Robert Reed was an active man who practiced karate and played basketball, softball, and football. When he developed arthritis in his knees, he required surgery. Rather than a full knee replacement, doctors like Ira Kirschenbaum can perform a partial knee resurfacing.
“The knee has three separate compartments,” explains Kirschenbaum. “When only one part of the knee is diseased, we have the opportunity to just replace that part. Instead of fully replacing it, I’m able to simply resurface the end of the bone with metal on one side, and a high-density medical plastic on the other side, and leave the rest of the knee completely intact and leave all the ligaments and the rest of the person’s feelings of their knee as if it was their old knee.”

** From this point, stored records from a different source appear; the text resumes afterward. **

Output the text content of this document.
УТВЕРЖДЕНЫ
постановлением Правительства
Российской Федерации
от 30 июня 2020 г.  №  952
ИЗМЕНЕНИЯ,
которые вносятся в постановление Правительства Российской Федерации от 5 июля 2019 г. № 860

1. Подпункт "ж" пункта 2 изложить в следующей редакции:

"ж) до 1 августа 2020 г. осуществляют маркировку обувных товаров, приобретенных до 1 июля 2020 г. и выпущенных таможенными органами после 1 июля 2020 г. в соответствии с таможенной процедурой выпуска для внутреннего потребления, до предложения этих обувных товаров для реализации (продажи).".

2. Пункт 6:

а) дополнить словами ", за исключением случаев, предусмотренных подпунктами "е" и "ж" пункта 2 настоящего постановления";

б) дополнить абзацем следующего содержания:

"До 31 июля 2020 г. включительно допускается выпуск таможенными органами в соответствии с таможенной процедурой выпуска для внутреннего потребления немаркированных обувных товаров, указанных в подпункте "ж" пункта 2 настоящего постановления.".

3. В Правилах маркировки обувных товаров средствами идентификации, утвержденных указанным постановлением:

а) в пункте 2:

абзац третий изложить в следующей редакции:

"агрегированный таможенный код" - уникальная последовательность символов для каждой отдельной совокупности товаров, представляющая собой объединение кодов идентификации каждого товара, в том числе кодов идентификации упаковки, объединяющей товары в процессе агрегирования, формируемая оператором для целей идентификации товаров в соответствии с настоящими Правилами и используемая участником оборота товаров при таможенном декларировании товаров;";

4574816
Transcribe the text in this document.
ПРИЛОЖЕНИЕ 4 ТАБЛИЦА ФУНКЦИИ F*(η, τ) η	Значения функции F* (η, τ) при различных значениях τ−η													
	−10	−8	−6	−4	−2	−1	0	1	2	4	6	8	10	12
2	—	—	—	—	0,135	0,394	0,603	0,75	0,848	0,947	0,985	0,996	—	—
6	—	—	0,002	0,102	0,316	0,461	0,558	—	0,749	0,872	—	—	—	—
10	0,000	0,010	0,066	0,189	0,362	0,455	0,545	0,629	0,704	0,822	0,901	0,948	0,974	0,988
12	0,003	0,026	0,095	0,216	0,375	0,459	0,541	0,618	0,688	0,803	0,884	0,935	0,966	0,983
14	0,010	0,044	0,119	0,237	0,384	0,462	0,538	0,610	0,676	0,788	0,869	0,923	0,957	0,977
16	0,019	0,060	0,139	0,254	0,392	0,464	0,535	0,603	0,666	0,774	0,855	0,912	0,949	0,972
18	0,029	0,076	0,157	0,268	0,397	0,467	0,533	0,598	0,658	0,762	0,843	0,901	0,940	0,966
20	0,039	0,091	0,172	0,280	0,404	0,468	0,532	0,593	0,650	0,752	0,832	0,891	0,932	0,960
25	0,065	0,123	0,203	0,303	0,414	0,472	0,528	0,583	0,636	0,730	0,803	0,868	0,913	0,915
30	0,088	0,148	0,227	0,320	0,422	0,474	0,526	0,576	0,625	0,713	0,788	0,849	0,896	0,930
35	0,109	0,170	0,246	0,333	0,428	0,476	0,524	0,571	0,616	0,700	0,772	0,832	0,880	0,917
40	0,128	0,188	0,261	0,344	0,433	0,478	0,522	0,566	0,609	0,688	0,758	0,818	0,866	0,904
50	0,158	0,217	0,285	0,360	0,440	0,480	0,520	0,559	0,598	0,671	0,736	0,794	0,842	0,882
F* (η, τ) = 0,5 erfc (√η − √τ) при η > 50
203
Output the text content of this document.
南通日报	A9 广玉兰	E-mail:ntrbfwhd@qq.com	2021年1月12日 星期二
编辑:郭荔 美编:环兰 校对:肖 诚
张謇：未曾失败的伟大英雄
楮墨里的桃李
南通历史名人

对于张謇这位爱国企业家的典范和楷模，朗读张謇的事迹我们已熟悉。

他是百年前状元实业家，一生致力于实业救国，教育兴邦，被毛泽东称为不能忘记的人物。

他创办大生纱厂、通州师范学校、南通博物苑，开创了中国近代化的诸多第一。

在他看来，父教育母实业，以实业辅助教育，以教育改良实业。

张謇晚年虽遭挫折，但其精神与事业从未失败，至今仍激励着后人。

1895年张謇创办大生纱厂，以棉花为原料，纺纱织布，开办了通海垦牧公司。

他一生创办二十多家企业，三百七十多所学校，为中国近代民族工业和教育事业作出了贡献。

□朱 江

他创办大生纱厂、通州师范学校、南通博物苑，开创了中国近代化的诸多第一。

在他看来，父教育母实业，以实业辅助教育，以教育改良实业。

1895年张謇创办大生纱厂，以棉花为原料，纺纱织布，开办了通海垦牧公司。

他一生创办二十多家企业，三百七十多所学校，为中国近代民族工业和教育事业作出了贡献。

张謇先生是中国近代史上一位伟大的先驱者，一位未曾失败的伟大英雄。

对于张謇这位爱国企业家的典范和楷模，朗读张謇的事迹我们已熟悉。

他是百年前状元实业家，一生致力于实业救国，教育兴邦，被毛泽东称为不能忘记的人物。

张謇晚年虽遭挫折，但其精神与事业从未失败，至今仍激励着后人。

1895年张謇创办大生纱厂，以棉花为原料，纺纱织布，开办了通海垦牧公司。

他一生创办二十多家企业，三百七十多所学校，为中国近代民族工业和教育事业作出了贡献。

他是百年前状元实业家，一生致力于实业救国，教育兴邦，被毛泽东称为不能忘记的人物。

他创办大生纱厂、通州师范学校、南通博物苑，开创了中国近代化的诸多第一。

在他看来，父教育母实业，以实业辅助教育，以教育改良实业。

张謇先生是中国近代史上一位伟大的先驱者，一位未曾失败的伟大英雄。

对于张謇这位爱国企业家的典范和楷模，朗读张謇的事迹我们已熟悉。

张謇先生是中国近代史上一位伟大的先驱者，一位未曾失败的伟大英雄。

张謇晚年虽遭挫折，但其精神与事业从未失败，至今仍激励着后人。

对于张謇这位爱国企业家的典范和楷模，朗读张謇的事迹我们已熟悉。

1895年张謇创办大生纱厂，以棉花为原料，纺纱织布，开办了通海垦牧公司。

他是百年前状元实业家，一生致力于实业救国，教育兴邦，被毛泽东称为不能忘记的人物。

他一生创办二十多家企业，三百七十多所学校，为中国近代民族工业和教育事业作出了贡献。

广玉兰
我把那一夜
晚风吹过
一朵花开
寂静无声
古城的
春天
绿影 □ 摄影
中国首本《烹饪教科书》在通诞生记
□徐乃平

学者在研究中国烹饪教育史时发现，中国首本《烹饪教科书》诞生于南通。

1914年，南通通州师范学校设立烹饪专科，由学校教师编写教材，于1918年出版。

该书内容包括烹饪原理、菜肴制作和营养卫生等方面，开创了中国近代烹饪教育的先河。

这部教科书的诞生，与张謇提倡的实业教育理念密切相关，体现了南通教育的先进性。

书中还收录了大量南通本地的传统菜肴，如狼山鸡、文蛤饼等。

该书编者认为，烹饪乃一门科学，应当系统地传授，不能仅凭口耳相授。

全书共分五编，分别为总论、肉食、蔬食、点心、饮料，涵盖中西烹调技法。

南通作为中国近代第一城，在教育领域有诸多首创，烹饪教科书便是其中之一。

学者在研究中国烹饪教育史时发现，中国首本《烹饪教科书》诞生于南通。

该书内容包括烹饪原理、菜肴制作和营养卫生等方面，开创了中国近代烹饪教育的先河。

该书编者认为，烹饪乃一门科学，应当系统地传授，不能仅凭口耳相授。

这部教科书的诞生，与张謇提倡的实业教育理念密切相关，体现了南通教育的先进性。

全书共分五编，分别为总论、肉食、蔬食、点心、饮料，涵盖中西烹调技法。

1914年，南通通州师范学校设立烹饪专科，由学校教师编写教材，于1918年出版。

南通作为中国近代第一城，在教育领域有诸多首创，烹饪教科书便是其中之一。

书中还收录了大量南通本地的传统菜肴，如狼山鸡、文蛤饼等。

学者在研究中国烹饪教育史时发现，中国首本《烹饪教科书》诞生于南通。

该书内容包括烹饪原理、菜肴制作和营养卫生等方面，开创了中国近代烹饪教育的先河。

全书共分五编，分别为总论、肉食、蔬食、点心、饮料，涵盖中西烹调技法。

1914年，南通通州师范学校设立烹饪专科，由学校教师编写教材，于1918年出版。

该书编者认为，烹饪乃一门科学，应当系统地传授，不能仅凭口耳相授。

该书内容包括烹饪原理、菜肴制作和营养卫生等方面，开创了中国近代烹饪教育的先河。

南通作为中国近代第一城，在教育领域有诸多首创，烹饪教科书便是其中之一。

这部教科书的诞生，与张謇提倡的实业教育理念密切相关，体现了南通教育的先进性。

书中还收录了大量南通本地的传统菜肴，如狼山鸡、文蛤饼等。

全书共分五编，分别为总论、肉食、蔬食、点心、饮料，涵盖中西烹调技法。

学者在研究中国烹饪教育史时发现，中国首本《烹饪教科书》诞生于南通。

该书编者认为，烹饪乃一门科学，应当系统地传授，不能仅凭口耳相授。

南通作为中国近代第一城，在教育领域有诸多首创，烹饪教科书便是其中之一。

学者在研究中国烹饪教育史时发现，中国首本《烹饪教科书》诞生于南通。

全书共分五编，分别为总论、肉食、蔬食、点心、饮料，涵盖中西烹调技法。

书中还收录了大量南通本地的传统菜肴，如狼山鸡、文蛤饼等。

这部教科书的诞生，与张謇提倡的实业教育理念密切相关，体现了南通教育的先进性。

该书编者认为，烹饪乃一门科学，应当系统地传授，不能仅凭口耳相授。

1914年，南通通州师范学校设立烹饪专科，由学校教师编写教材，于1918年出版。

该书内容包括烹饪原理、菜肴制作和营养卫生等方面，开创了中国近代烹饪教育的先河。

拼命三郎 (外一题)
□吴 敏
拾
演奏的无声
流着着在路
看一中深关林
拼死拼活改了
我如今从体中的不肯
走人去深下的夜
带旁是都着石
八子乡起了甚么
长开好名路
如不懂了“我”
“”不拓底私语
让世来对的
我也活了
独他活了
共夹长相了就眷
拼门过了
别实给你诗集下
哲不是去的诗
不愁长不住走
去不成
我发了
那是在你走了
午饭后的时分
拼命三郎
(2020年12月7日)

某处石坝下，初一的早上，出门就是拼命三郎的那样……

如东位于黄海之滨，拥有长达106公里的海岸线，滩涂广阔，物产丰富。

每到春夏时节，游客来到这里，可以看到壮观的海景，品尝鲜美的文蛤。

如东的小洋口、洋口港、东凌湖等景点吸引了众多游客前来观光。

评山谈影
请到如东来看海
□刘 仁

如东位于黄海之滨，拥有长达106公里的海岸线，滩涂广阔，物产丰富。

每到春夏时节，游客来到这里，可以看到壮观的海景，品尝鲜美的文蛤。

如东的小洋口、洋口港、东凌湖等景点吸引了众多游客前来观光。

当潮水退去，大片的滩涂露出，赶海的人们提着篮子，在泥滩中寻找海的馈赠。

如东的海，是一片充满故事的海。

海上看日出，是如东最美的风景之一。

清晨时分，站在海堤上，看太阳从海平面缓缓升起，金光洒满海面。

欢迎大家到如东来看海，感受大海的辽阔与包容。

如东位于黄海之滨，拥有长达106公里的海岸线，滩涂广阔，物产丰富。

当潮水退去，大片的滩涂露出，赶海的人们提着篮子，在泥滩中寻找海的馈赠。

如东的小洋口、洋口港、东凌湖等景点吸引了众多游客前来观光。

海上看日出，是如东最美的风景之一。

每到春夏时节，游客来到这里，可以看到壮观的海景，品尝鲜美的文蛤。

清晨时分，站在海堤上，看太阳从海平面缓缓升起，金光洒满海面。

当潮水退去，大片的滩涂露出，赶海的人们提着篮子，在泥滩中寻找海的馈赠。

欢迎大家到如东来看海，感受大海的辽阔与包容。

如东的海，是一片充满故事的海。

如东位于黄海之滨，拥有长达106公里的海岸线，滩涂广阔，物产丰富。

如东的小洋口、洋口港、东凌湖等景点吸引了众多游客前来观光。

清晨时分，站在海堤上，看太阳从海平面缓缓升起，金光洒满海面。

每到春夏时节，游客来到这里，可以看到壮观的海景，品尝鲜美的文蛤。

Only the damaged surface is replaced during a partial knee resurfacing, so trauma to healthy bone and tissue is minimized. In a total replacement, the whole knee is cut out. If the joint fails in the future, the entire mechanism must be replaced.
Partial knee resurfacing would not be an effective treatment option for people suffering from severe arthritis, or those battling rheumatoid arthritis. But Dr. Ira Kirschenbaum tells us, “Anyone with the osteoarthritis restricted primarily to one part of the joint is an excellent candidate. And that represents probably 70% of all the arthritis sufferers out there.”
Dr. Ira Kirschenbaum is a member of several professional orthopaedic associations and served on the board of the Hudson Valley Region Arthritis Foundation. As chief of reconstructive surgery at Kaiser Permanente in the Northeast, he was awarded the 1994 James A Vohs Award for Quality. He has developed instruments for unicompartmental knee replacements and a cementless hip replacement system, and is actively involved in research to improve knee and hip replacement techniques.